World's a delight. I don't know what the dealio is with Hittites, Aryans, Parthians, Olmecs, or that Kong Fuzi dude, but what I do know is that Tarzan was the first inhabitant of North America and he utilized iron metallurgy to fashion himself a Mazda [Ahura model]. Anyhow, I suppose I got a B on that test, but I swear to you that Zoroastrianism did not have the influence of the belief of heaven and hell on later religions. I would bet my lucky penny on it. I would bet my second lucky penny on the fact that Greece was unified under Pericles but it may be that it was a group of autonomous city-states and Pericles was just faking it. Needless to say, I haven't looked up any information since Friday, seeing as how I'll learn the same information on Monday. Besides my test grade, I also want to know 1) where I'm going to be seated and 7) who I'll be sitting next to. If I sit near the front or near her desk, no more talking about how much I love art and about how second period reminds me of my second grade field trip to the South Pole. Or is it the North Pole? Where do you see polar bears? Doesn't say in my dictionary, but hey, this is pretty interesting.
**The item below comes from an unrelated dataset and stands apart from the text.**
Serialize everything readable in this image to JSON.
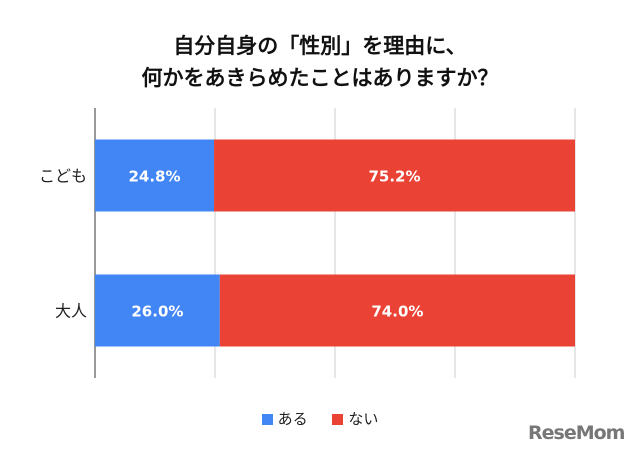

polar bear n : a large creamy-white bear that inhabits arctic regions
Well how about that? Creamy-white. Like whipped cream. Or cream cheese. Or vanilla ice cream. For my seventh point, I wouldn't mind sitting by Melissa, Derek, AJ, Elaine, the NeoRam, or any of the sophomores that I know quasi-well. I would rather not sit by people who eat everyday in there, people who have sat in front of me at one time or another in that class [one person falls into these first two categories], people who ask me everyday if there was a reading check in AP Psych, people who write bad jeopardy questions and thus force their credibility and intelligence into question, and people who talk like they know everything. I also wouldn't mind sitting by walking into the class and sitting by Kristin Kreuk, after which she would profess her undying love for me and beg me to let her in my life. I'd play it cool, acting nonchalant while portraying some mild interest in the thought of allowing her to pine after me day after day. Then Tom Welling, realizing that I had initiated another one of my fantasies, would come, beat me up, and lay waste onto my backpack and face. Then he'd walk off with Kristin, arm in arm. I'd take a minute to catch my breath and rearrange my face, and then die after seeing my Chapter 1-12 exam grade. Prolonged daydreams are exciting!